鍾婉婷按捺不住,終究抓住母親的胳膊搖晃,昨晚盧卡斯向她昭示了德國的強大,也向她展示了自己的輝煌戰績,進而在鍾婉婷腦海中樹立起盧卡斯槍法如神、所向無敵的精神形象。
她不能讓這個形象破滅,不能讓英雄般的盧卡斯死在低賤的凌天手裡,這次短刀對快槍的勝利,她更願意認爲是凌天欺詐取得勝利:“凌天太卑鄙了,竟然先拿刀撲上去,這不公平……”
聽着女兒的胡言亂語,鍾夫人能夠體會到她的心情。
只是現在的場面完全是凌天佔據了主動,沒有武力後盾的她又能幹些什麼呢?鍾家保鏢因爲懼怕天門選擇了明哲保身,史密斯先生雖然強硬且還有精銳在手,但面對這公平對決卻也不便干涉。
此時,凌天再次拔出短刀,在盧卡斯精神鬆弛之際,又兇狠捅入他的胳膊:“盧卡斯,你不是三百六十七顆子彈殺了三百六十七人嗎?我剛好相反,三百六十七刀只能殺掉一人,那就是你!”
“如果想要速死,就把幕後黑手招出來!”
盧卡斯雖然意志堅強態度強硬,但聽到凌天幾近凌遲的手段還是臉色鉅變,他現在是求生求死俱不能啊,饒是如此,他依舊還是咬着牙齒道:“我就是幕後黑手,黃家上下全是我殺的……”
話還沒說完,凌天的刀再次拔出。
一抹血花隨之綻放,劇痛再次讓盧卡斯嚎叫。
見到這番血腥景象,跟隨盧卡斯的兩名白人再也按耐不住了,本來他們還想秉承西方公平決鬥的規則,但見到主子被凌天如此凌辱,心裡就燃燒起怒火,最前面的人提着一把椅子就砸向凌天。
衝勢迅速,砸勢更是如虹。
凌天沒有回頭,聽風辨位的向後提出一腳。
咔嚓!
實木製作的椅子被他一腳踢了個粉碎,他絲毫沒有停頓,身子前探,石火電閃般的在空中抓住一塊破碎的木片,抓在掌中,隨手橫刺。撲!普普通通的木片在他手中卻變成了要命的武器。
木片從左至右的穿入他脖子。
白人龐大的身子驀然僵硬住,兩隻眼睛瞪的如同銅鈴,直勾勾地盯着近在咫尺的凌天,身子搖晃幾下,不由自主地跪倒在地。他雙手捂着脖子,張大嘴巴,想要叫喊,卻一個字都吐不出來。
倒是帶着氣泡的血水從他口中咕咚咕咚地冒出來。
“啊——”
後面衝擊的白人以及連家保鏢們看到這般情景,無不驚若木雞,他們做夢都想不到左肩膀中槍的凌天反應如此迅速,更想不到他下手會如此惡毒,簡直就沒打算留活口,史密斯也是毛骨悚然。

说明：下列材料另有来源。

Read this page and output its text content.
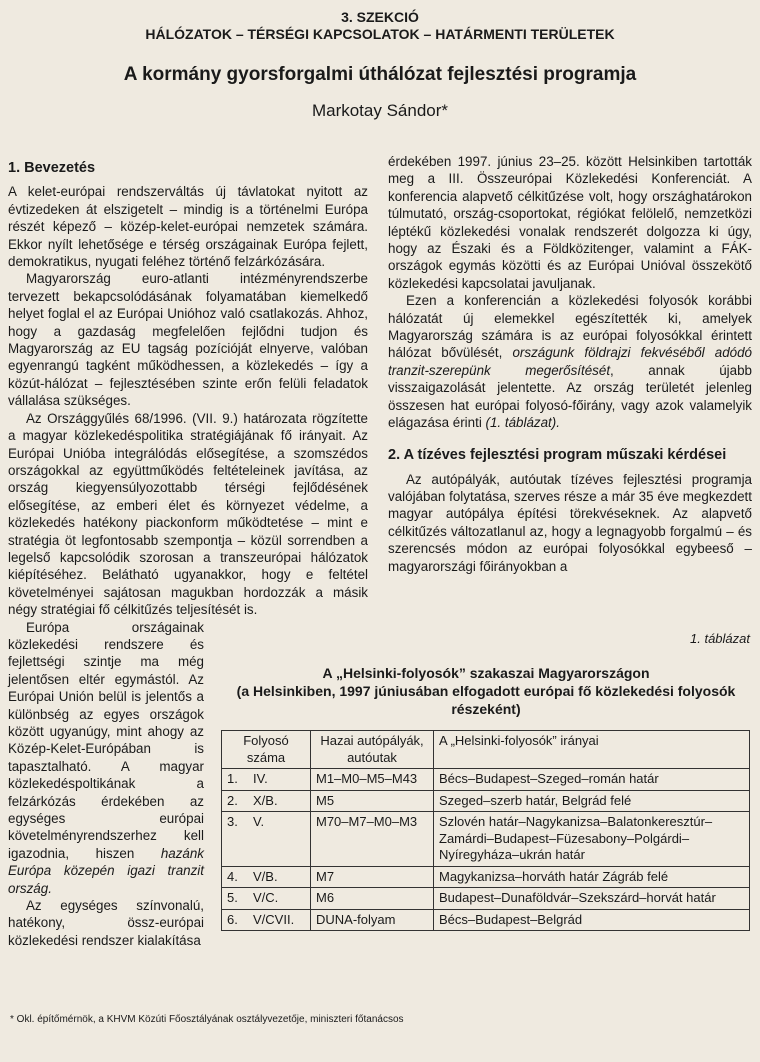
3. SZEKCIÓ
HÁLÓZATOK – TÉRSÉGI KAPCSOLATOK – HATÁRMENTI TERÜLETEK
A kormány gyorsforgalmi úthálózat fejlesztési programja
Markotay Sándor*
1. Bevezetés

A kelet-európai rendszerváltás új távlatokat nyitott az évtizedeken át elszigetelt – mindig is a történelmi Európa részét képező – közép-kelet-európai nemzetek számára. Ekkor nyílt lehetősége e térség országainak Európa fejlett, demokratikus, nyugati feléhez történő felzárkózására.

Magyarország euro-atlanti intézményrendszerbe tervezett bekapcsolódásának folyamatában kiemelkedő helyet foglal el az Európai Unióhoz való csatlakozás. Ahhoz, hogy a gazdaság megfelelően fejlődni tudjon és Magyarország az EU tagság pozícióját elnyerve, valóban egyenrangú tagként működhessen, a közlekedés – így a közút-hálózat – fejlesztésében szinte erőn felüli feladatok vállalása szükséges.

Az Országgyűlés 68/1996. (VII. 9.) határozata rögzítette a magyar közlekedéspolitika stratégiájának fő irányait. Az Európai Unióba integrálódás elősegítése, a szomszédos országokkal az együttműködés feltételeinek javítása, az ország kiegyensúlyozottabb térségi fejlődésének elősegítése, az emberi élet és környezet védelme, a közlekedés hatékony piackonform működtetése – mint e stratégia öt legfontosabb szempontja – közül sorrendben a legelső kapcsolódik szorosan a transzeurópai hálózatok kiépítéséhez. Belátható ugyanakkor, hogy e feltétel követelményei sajátosan magukban hordozzák a másik négy stratégiai fő célkitűzés teljesítését is.

Európa országainak közlekedési rendszere és fejlettségi szintje ma még jelentősen eltér egymástól. Az Európai Unión belül is jelentős a különbség az egyes országok között ugyanúgy, mint ahogy az Közép-Kelet-Európában is tapasztalható. A magyar közlekedéspoltikának a felzárkózás érdekében az egységes európai követelményrendszerhez kell igazodnia, hiszen hazánk Európa közepén igazi tranzit ország.

Az egységes színvonalú, hatékony, össz-európai közlekedési rendszer kialakítása

érdekében 1997. június 23–25. között Helsinkiben tartották meg a III. Összeurópai Közlekedési Konferenciát. A konferencia alapvető célkitűzése volt, hogy országhatárokon túlmutató, ország-csoportokat, régiókat felölelő, nemzetközi léptékű közlekedési vonalak rendszerét dolgozza ki úgy, hogy az Északi és a Földközitenger, valamint a FÁK-országok egymás közötti és az Európai Unióval összekötő közlekedési kapcsolatai javuljanak.

Ezen a konferencián a közlekedési folyosók korábbi hálózatát új elemekkel egészítették ki, amelyek Magyarország számára is az európai folyosókkal érintett hálózat bővülését, országunk földrajzi fekvéséből adódó tranzit-szerepünk megerősítését, annak újabb visszaigazolását jelentette. Az ország területét jelenleg összesen hat európai folyosó-főirány, vagy azok valamelyik elágazása érinti (1. táblázat).

2. A tízéves fejlesztési program műszaki kérdései

Az autópályák, autóutak tízéves fejlesztési programja valójában folytatása, szerves része a már 35 éve megkezdett magyar autópálya építési törekvéseknek. Az alapvető célkitűzés változatlanul az, hogy a legnagyobb forgalmú – és szerencsés módon az európai folyosókkal egybeeső – magyarországi főirányokban a

1. táblázat
A „Helsinki-folyosók” szakaszai Magyarországon
(a Helsinkiben, 1997 júniusában elfogadott európai fő közlekedési folyosók részeként)
Folyosó száma		Hazai autópályák, autóutak	A „Helsinki-folyosók” irányai
1.	IV.	M1–M0–M5–M43	Bécs–Budapest–Szeged–román határ
2.	X/B.	M5	Szeged–szerb határ, Belgrád felé
3.	V.	M70–M7–M0–M3	Szlovén határ–Nagykanizsa–Balatonkeresztúr–Zamárdi–Budapest–Füzesabony–Polgárdi–Nyíregyháza–ukrán határ
4.	V/B.	M7	Magykanizsa–horváth határ Zágráb felé
5.	V/C.	M6	Budapest–Dunaföldvár–Szekszárd–horvát határ
6.	V/CVII.	DUNA-folyam	Bécs–Budapest–Belgrád
* Okl. építőmérnök, a KHVM Közúti Főosztályának osztályvezetője, miniszteri főtanácsos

盧卡斯望着最後那名手下,艱難的出聲喝道:“不要過來送死!”
凌天聳聳肩膀,淡淡的回答:“太遲了!”
伴隨着話音落下,凌天就地提出地上的椅子碎片,急速射向那名持刀的白人,後者下意識的偏頭側閃,誰知,這只是凌天的虛招,白人剛剛躲閃過椅子碎片時,凌天的拳頭就擊中了他的鼻樑。
白人的鼻子頓時被打中,隨着骨頭破碎的聲音,他的鼻樑骨立刻塌了下去,白人雙手掩面,當時便跪在地上站不起來,扯脖子死命的嚎叫,但隨即又戛然而止,因此凌天把刀刺進了他的脖子。
在場衆人大多都殺過人,有些更是在戰場上殺人不眨眼的戰士,殺過那麼多人,他們心裡沒有發毛沒有不安,但現在,看到凌天以這種近乎凌虐手段殺死那名白人,他們從內心深處生出寒意。
忘記了上前阻攔,忘記了出聲阻止,甚至忘記了呼吸。
撲通!
脖子上鍤着短刀的屍體重重摔倒在地上,發出沉悶的聲響,響聲也如同巨錘,震醒了在場的每一個人。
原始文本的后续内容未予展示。